In the decision of Owners Corporation Strata Plan 61288 v Brookfield Multiplex Limited  NSWSC 1219 (Chelsea Decision) delivered on 10 October 2012.
The Chelsea Decision stands for the proposition that where a builder and developer have contracted for the construction of a commercial property, the builder does not owe any duty of care to avoid economic loss to:
- the developer;
- a subsequent commercial owners corporation; or
- a subsequent purchaser of commercial property;
in circumstances where the contract sets out the rights and obligations of the parties to that contract.
The decision confirms that the case of Bryan v Maloney (1995) 182 CLR 609 does not stand for the proposition that a builder of commercial property owes a duty of care to avoid causing economic loss to a commercial owners corporation.
The NSW legislature has provided protection to purchasers of residential property, but has excluded from that protection purchasers of commercial property. The decision of Owners Corporation Strata Plan 72535 v Brookfield Australia Investments Limited  NSWSC 712 (Star of the Sea Decision) previously held that no such duty was owed to a residential owners corporation. The law does not recognise any additional or novel duty to avoid causing economic loss owed by the builder to that subsequent purchaser.
Chelsea Apartments Pty Ltd (Chelsea) was the registered proprietor of land on which the relevant strata title development has been constructed. Chelsea entered into two agreements. One was a master agreement with Stockland Trust Group and the other was a design and construct contract with Brookfield.
The master agreement provided that Chelsea was to design and construct multi level serviced apartments. Each lot in the Chelsea development was to be leased to Park Hotel Management Pty Limited (Park Hotel), a related Stockland entity and would be operated as serviced apartments under the “Holiday Inn” brand. By each of the leases, Park Hotel acquired the right to direct the affairs of the owners corporation. Stockland bargained for and obtained from Chelsea detailed contractual warranties with respect to the quality of the building work. A related Brookfield entity held 40% interest in Chelsea with the remaining 60% held by a well known and unrelated Queensland developer.
The design and construct contract was entered approximately three months after the master agreement and numerous of the clauses of the master agreement are repeated back to back in the design and construct contract and gave effect to Chelsea’s obligation to design and construct the multi-level serviced apartments property. Again, the contract contained detailed contractual provisions relating to the quality of the services Brookfield was to provide as the builder.
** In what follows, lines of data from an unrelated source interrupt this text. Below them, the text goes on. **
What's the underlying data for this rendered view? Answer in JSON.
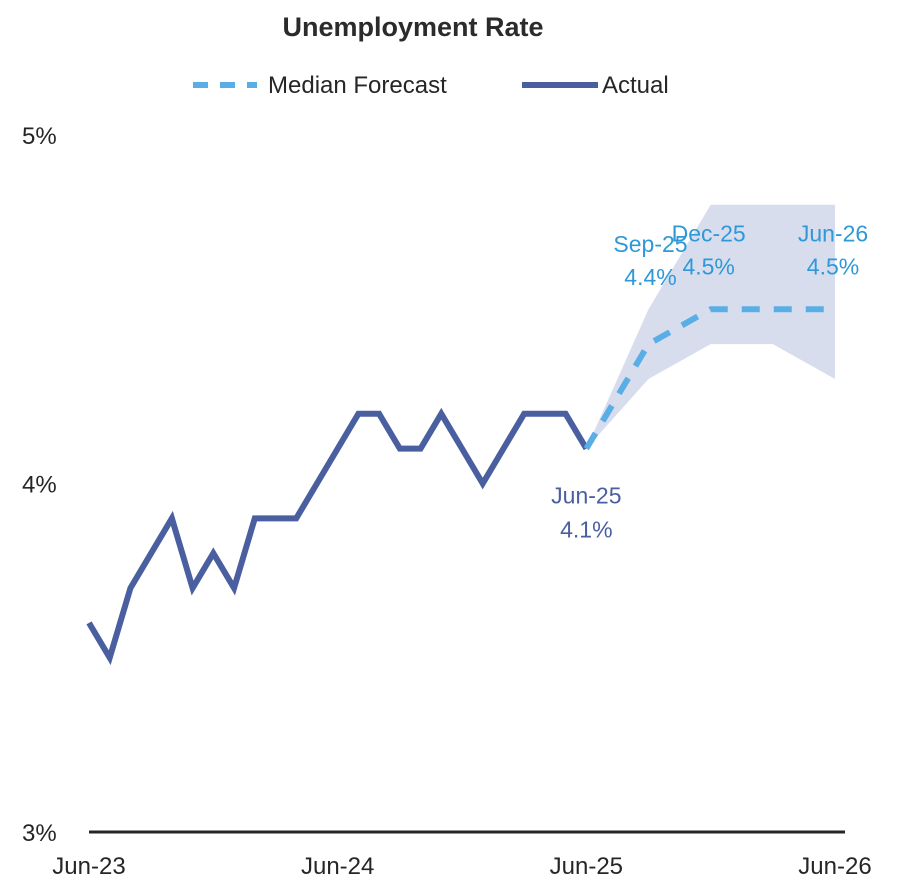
{
  "chart_data": {
    "type": "line",
    "title": "Unemployment Rate",
    "legend": {
      "position": "top",
      "entries": [
        {
          "label": "Median Forecast",
          "style": "dashed",
          "color": "#5aaee6"
        },
        {
          "label": "Actual",
          "style": "solid",
          "color": "#4a5fa0"
        }
      ]
    },
    "ylim": [
      3,
      5
    ],
    "y_ticks": [
      3,
      4,
      5
    ],
    "y_tick_labels": [
      "3%",
      "4%",
      "5%"
    ],
    "x_tick_labels": [
      "Jun-23",
      "Jun-24",
      "Jun-25",
      "Jun-26"
    ],
    "grid": false,
    "series": [
      {
        "name": "Actual",
        "color": "#4a5fa0",
        "x": [
          "Jun-23",
          "Jul-23",
          "Aug-23",
          "Sep-23",
          "Oct-23",
          "Nov-23",
          "Dec-23",
          "Jan-24",
          "Feb-24",
          "Mar-24",
          "Apr-24",
          "May-24",
          "Jun-24",
          "Jul-24",
          "Aug-24",
          "Sep-24",
          "Oct-24",
          "Nov-24",
          "Dec-24",
          "Jan-25",
          "Feb-25",
          "Mar-25",
          "Apr-25",
          "May-25",
          "Jun-25"
        ],
        "values": [
          3.6,
          3.5,
          3.7,
          3.8,
          3.9,
          3.7,
          3.8,
          3.7,
          3.9,
          3.9,
          3.9,
          4.0,
          4.1,
          4.2,
          4.2,
          4.1,
          4.1,
          4.2,
          4.1,
          4.0,
          4.1,
          4.2,
          4.2,
          4.2,
          4.1
        ]
      },
      {
        "name": "Median Forecast",
        "color": "#5aaee6",
        "x": [
          "Jun-25",
          "Sep-25",
          "Dec-25",
          "Mar-26",
          "Jun-26"
        ],
        "values": [
          4.1,
          4.4,
          4.5,
          4.5,
          4.5
        ]
      }
    ],
    "forecast_range": {
      "color": "#d8ddee",
      "x": [
        "Jun-25",
        "Sep-25",
        "Dec-25",
        "Mar-26",
        "Jun-26"
      ],
      "low": [
        4.1,
        4.3,
        4.4,
        4.4,
        4.3
      ],
      "high": [
        4.1,
        4.5,
        4.8,
        4.8,
        4.8
      ]
    },
    "annotations": [
      {
        "series": "Actual",
        "x": "Jun-25",
        "label": "Jun-25",
        "value_label": "4.1%",
        "color": "#4a5fa0"
      },
      {
        "series": "Median Forecast",
        "x": "Sep-25",
        "label": "Sep-25",
        "value_label": "4.4%",
        "color": "#2f98d8"
      },
      {
        "series": "Median Forecast",
        "x": "Dec-25",
        "label": "Dec-25",
        "value_label": "4.5%",
        "color": "#2f98d8"
      },
      {
        "series": "Median Forecast",
        "x": "Jun-26",
        "label": "Jun-26",
        "value_label": "4.5%",
        "color": "#2f98d8"
      }
    ]
  }
}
Chelsea was to market and sell the individual serviced apartments to investors subject to the lease to Park Hotel. This occurred. The Owners Corporation originally brought both a claim in negligence for economic loss and a claim for breach of statutory warranties under section 18D of the Home Building Act 1989 (NSW) but abandoned the latter claim prior to the hearing. It was agreed between the parties that clause 6(f) of the Home Building Regulation 2004 (NSW) excluded the operation of section 18D.
Justice McDougall held that the duty of care alleged was novel, in the sense that it did not fall within any established category of duty of care shown in the authorities and that the decision of Bryan v Maloney was not authority for the existence of the alleged duty of care because:
- the conclusion in that case that the builder owed a duty of care to a successor in title to the person for whom the house had been constructed depended on the anterior conclusion that the builder owed a duty of care to that earlier proprietor;
- in circumstances where Brookfield and Chelsea had carefully negotiated out, in detail, the terms of their bargain, there was no reason for imposing some separate duty of care as between Brookfield and Chelsea; and
- in any event, the conclusion in Bryan depended on the proposition that there was a relationship of proximity between the builder and the subsequent owner; and the concept of proximity as a determinate of the existence of a duty of care has since been “discarded”.
His Honour also observed that the legislature had put in place a regime for the protection of those who buy residential property. That regime excluded commercial developments including the Chelsea development. The invitation by the Owners Corporation was thus not only for his Honour to identify and impose a novel duty of care as a judge at first instance, but for his Honour to go where the legislature had decided, as a matter of policy, it would not.
McDougall J had previously decided the Star of the Sea Decision, in which his Honour determined that the Courts should not impose some additional common law duty where an owners corporation enjoyed the benefit of the statutory warranties under the Home Building Act 1989 (NSW).